Herald Sun, 1st April 2001. By Tony Johnston.
Foxtel's retro channel TV1 hit town in a big way recently with a Melbourne launch for their new locally made comedy series Shock Jock.
Here is Australia's latest homegrown TV comedy-drama series, courtesy of whacky clip-show guru Tim Ferguson's obsession with all things past and tacky (he was a founding member of The Doug Anthony Allstars, and also played a hand in the creation of that overplayed '70s TV parody Funky Squad).
Despite these convictions, this time Ferguson, with the help of co-producer and director Marc Gracie (Acropolis Now, Jimeoin), a good writing team headed by Chris Thompson (Fast Forward, BackBerner), and an excellent cast, has come up with a charmingly tacky and humorous 13-part TV comedy series.

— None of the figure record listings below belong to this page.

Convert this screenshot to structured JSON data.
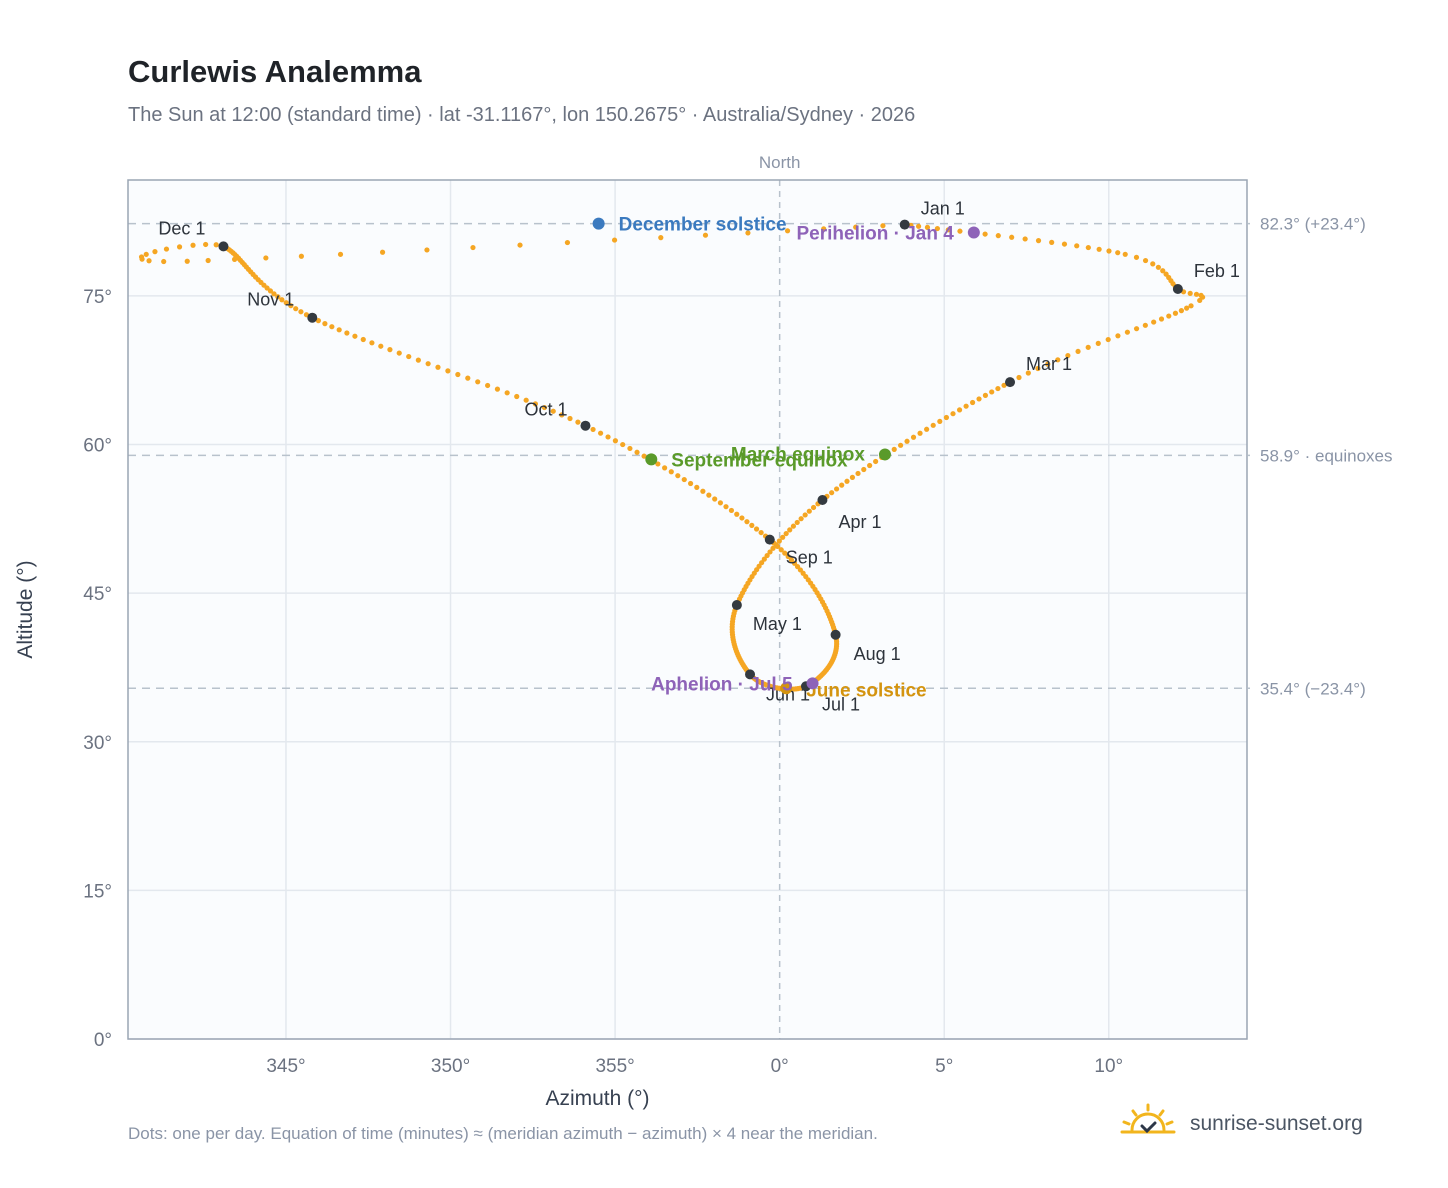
{
  "header": {
    "title": "Curlewis Analemma",
    "subtitle": "The Sun at 12:00 (standard time) · lat -31.1167°, lon 150.2675° · Australia/Sydney · 2026"
  },
  "footer": {
    "note": "Dots: one per day. Equation of time (minutes) ≈ (meridian azimuth − azimuth) × 4 near the meridian.",
    "brand": "sunrise-sunset.org"
  },
  "colors": {
    "path": "#f5a623",
    "month_dot": "#343a40",
    "december_solstice": "#3b7abf",
    "june_solstice": "#d4940f",
    "equinox": "#5a9a2a",
    "perihelion_aphelion": "#8e63b8",
    "guide": "#b8c2cc",
    "plot_bg": "#fafcfe"
  },
  "chart_data": {
    "type": "scatter",
    "xlabel": "Azimuth (°)",
    "ylabel": "Altitude (°)",
    "top_label": "North",
    "xlim": [
      340.2,
      14.2
    ],
    "ylim": [
      0,
      86.7
    ],
    "x_ticks": [
      {
        "value": 345,
        "label": "345°"
      },
      {
        "value": 350,
        "label": "350°"
      },
      {
        "value": 355,
        "label": "355°"
      },
      {
        "value": 0,
        "label": "0°"
      },
      {
        "value": 5,
        "label": "5°"
      },
      {
        "value": 10,
        "label": "10°"
      }
    ],
    "y_ticks": [
      {
        "value": 0,
        "label": "0°"
      },
      {
        "value": 15,
        "label": "15°"
      },
      {
        "value": 30,
        "label": "30°"
      },
      {
        "value": 45,
        "label": "45°"
      },
      {
        "value": 60,
        "label": "60°"
      },
      {
        "value": 75,
        "label": "75°"
      }
    ],
    "grid": true,
    "reference_lines": [
      {
        "altitude": 82.3,
        "label": "82.3° (+23.4°)"
      },
      {
        "altitude": 58.9,
        "label": "58.9° · equinoxes"
      },
      {
        "altitude": 35.4,
        "label": "35.4° (−23.4°)"
      }
    ],
    "meridian_azimuth": 0,
    "month_markers": [
      {
        "label": "Jan 1",
        "azimuth": 3.8,
        "altitude": 82.2
      },
      {
        "label": "Feb 1",
        "azimuth": 12.1,
        "altitude": 75.7
      },
      {
        "label": "Mar 1",
        "azimuth": 7.0,
        "altitude": 66.3
      },
      {
        "label": "Apr 1",
        "azimuth": 1.3,
        "altitude": 54.4
      },
      {
        "label": "May 1",
        "azimuth": -1.3,
        "altitude": 43.8
      },
      {
        "label": "Jun 1",
        "azimuth": -0.9,
        "altitude": 36.8
      },
      {
        "label": "Jul 1",
        "azimuth": 0.8,
        "altitude": 35.6
      },
      {
        "label": "Aug 1",
        "azimuth": 1.7,
        "altitude": 40.8
      },
      {
        "label": "Sep 1",
        "azimuth": -0.3,
        "altitude": 50.4
      },
      {
        "label": "Oct 1",
        "azimuth": -5.9,
        "altitude": 61.9
      },
      {
        "label": "Nov 1",
        "azimuth": -14.2,
        "altitude": 72.8
      },
      {
        "label": "Dec 1",
        "azimuth": -16.9,
        "altitude": 80.0
      }
    ],
    "events": [
      {
        "label": "December solstice",
        "azimuth": -5.5,
        "altitude": 82.3,
        "color_key": "december_solstice"
      },
      {
        "label": "Perihelion · Jan 4",
        "azimuth": 5.9,
        "altitude": 81.4,
        "color_key": "perihelion_aphelion"
      },
      {
        "label": "March equinox",
        "azimuth": 3.2,
        "altitude": 59.0,
        "color_key": "equinox"
      },
      {
        "label": "September equinox",
        "azimuth": -3.9,
        "altitude": 58.5,
        "color_key": "equinox"
      },
      {
        "label": "June solstice",
        "azimuth": 0.2,
        "altitude": 35.4,
        "color_key": "june_solstice"
      },
      {
        "label": "Aphelion · Jul 5",
        "azimuth": 1.0,
        "altitude": 35.9,
        "color_key": "perihelion_aphelion"
      }
    ]
  }
}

Shock Jock stars Matt Dyktynski (Love and Other Catastrophes, Raw FM) as central character Barry Gold, a slick, brash, charmingly rude DJ from the bush who has no firm opinions except a desire to outrage his listeners.
Backing up CHAT-AM's newly arrived ratings saviour (the station has been on the skids since the arrival of FM), are Gold's feisty, emerging feminist producer Tracy Tracey (Sancia Robinson, Whatever Happened to Mary Jane?, Good Guys, Bad Guys) and the station's eccentric young sound engineer Clive Rank (Toni Budge, Round The Twist).

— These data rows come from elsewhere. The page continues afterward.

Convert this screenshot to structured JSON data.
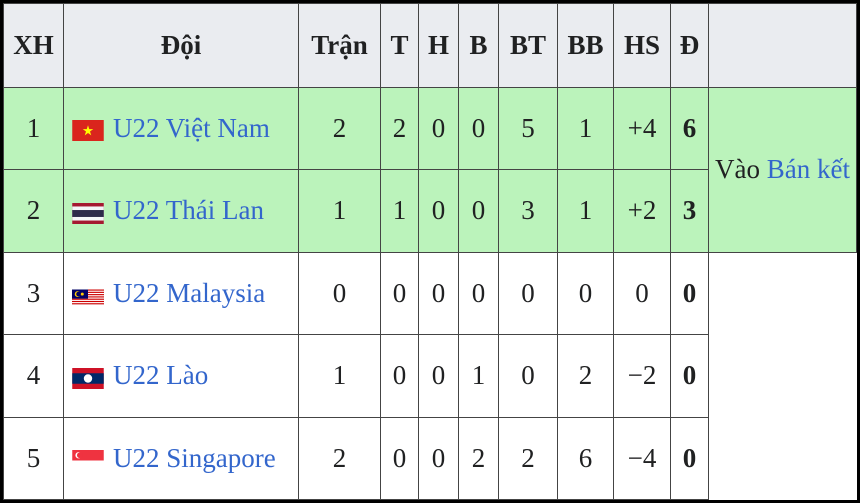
{
  "headers": [
    "XH",
    "Đội",
    "Trận",
    "T",
    "H",
    "B",
    "BT",
    "BB",
    "HS",
    "Đ"
  ],
  "rows": [
    {
      "pos": "1",
      "team": "U22 Việt Nam",
      "flag": "vietnam-flag",
      "p": "2",
      "w": "2",
      "d": "0",
      "l": "0",
      "gf": "5",
      "ga": "1",
      "gd": "+4",
      "pts": "6"
    },
    {
      "pos": "2",
      "team": "U22 Thái Lan",
      "flag": "thailand-flag",
      "p": "1",
      "w": "1",
      "d": "0",
      "l": "0",
      "gf": "3",
      "ga": "1",
      "gd": "+2",
      "pts": "3"
    },
    {
      "pos": "3",
      "team": "U22 Malaysia",
      "flag": "malaysia-flag",
      "p": "0",
      "w": "0",
      "d": "0",
      "l": "0",
      "gf": "0",
      "ga": "0",
      "gd": "0",
      "pts": "0"
    },
    {
      "pos": "4",
      "team": "U22 Lào",
      "flag": "laos-flag",
      "p": "1",
      "w": "0",
      "d": "0",
      "l": "1",
      "gf": "0",
      "ga": "2",
      "gd": "−2",
      "pts": "0"
    },
    {
      "pos": "5",
      "team": "U22 Singapore",
      "flag": "singapore-flag",
      "p": "2",
      "w": "0",
      "d": "0",
      "l": "2",
      "gf": "2",
      "ga": "6",
      "gd": "−4",
      "pts": "0"
    }
  ],
  "qualification": {
    "prefix": "Vào ",
    "link": "Bán kết"
  },
  "colors": {
    "advance": "#bbf3bb",
    "header": "#eaecf0",
    "link": "#3366cc"
  }
}
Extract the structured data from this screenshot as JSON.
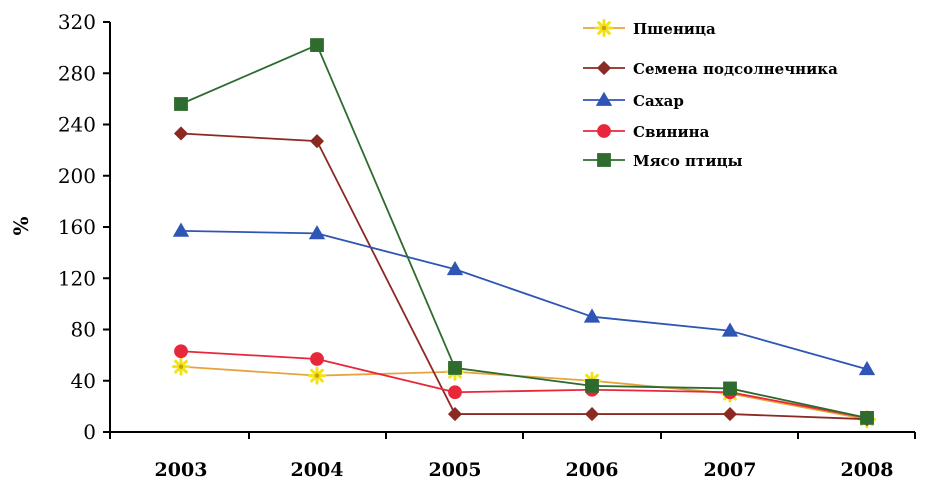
{
  "chart_data": {
    "type": "line",
    "title": "",
    "xlabel": "",
    "ylabel": "%",
    "x": [
      "2003",
      "2004",
      "2005",
      "2006",
      "2007",
      "2008"
    ],
    "ylim": [
      0,
      320
    ],
    "yticks": [
      0,
      40,
      80,
      120,
      160,
      200,
      240,
      280,
      320
    ],
    "grid": false,
    "legend_position": "top-right",
    "series": [
      {
        "name": "Пшеница",
        "values": [
          51,
          44,
          47,
          40,
          30,
          10
        ],
        "color": "#e8a33c",
        "marker": "star",
        "marker_color": "#f2e21a"
      },
      {
        "name": "Семена подсолнечника",
        "values": [
          233,
          227,
          14,
          14,
          14,
          10
        ],
        "color": "#8b2a22",
        "marker": "diamond",
        "marker_color": "#8b2a22"
      },
      {
        "name": "Сахар",
        "values": [
          157,
          155,
          127,
          90,
          79,
          49
        ],
        "color": "#2f55b5",
        "marker": "triangle",
        "marker_color": "#2f55b5"
      },
      {
        "name": "Свинина",
        "values": [
          63,
          57,
          31,
          33,
          31,
          11
        ],
        "color": "#e8283a",
        "marker": "circle",
        "marker_color": "#e8283a"
      },
      {
        "name": "Мясо птицы",
        "values": [
          256,
          302,
          50,
          36,
          34,
          11
        ],
        "color": "#2e6b2e",
        "marker": "square",
        "marker_color": "#2e6b2e"
      }
    ]
  }
}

Other main players are Rod Mullinar (Rush, Ryan and Rafferty's Rules) as pompous morning-show host Basil Hannigan, Michael Veitch (D-Generation, Fast Forward) as insipid station manager Jack Piper, Fiona Todd (Blue Heelers, Janus) as corporate lawyer Ruth Sharp, and Tim Ferguson as Vox, the station's eye-in-the-sky traffic reporter.

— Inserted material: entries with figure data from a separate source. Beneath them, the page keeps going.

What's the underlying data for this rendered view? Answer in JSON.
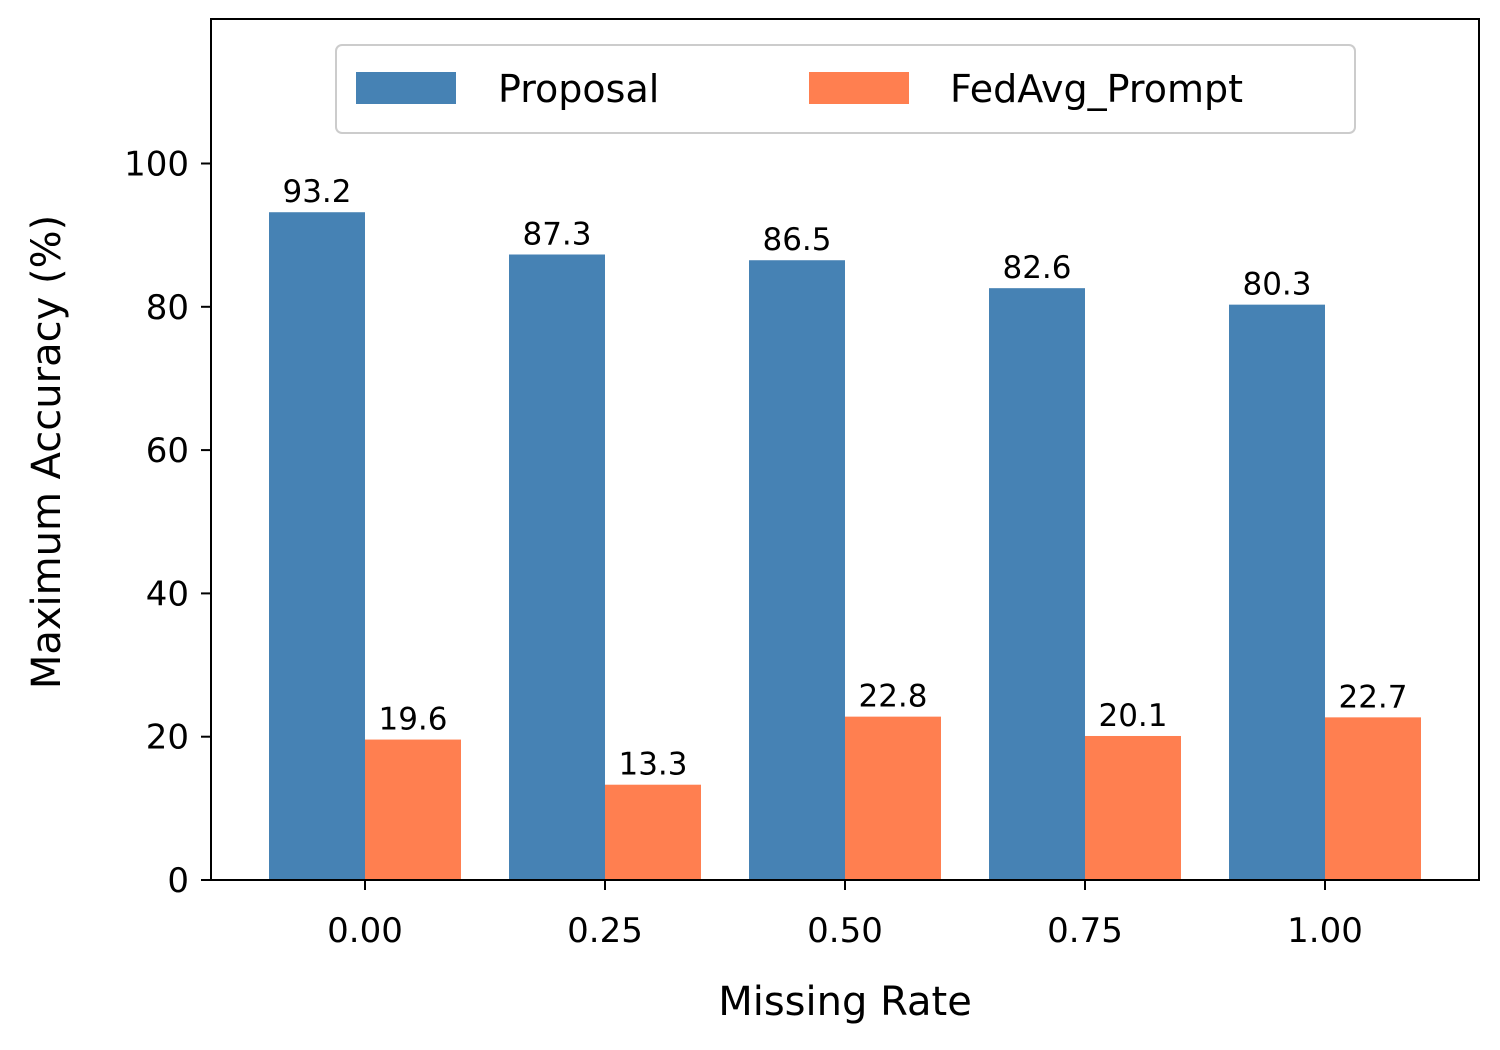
{
  "chart_data": {
    "type": "bar",
    "title": "",
    "xlabel": "Missing Rate",
    "ylabel": "Maximum Accuracy (%)",
    "categories": [
      "0.00",
      "0.25",
      "0.50",
      "0.75",
      "1.00"
    ],
    "series": [
      {
        "name": "Proposal",
        "color": "#4682b4",
        "values": [
          93.2,
          87.3,
          86.5,
          82.6,
          80.3
        ]
      },
      {
        "name": "FedAvg_Prompt",
        "color": "#ff7f50",
        "values": [
          19.6,
          13.3,
          22.8,
          20.1,
          22.7
        ]
      }
    ],
    "ylim": [
      0,
      119
    ],
    "yticks": [
      0,
      20,
      40,
      60,
      80,
      100
    ],
    "grid": false,
    "legend_position": "top-center"
  }
}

While I can generally rave about the cast, be warned that Shock Jock will appear a little rough around the edges in production values, because the whole series was shot for the cost of a single episode of Blue Heelers. But, for sheer cleverness of ideas and heaps of retro affection for the era of tasteless fads and big hair, the show is a real hoot.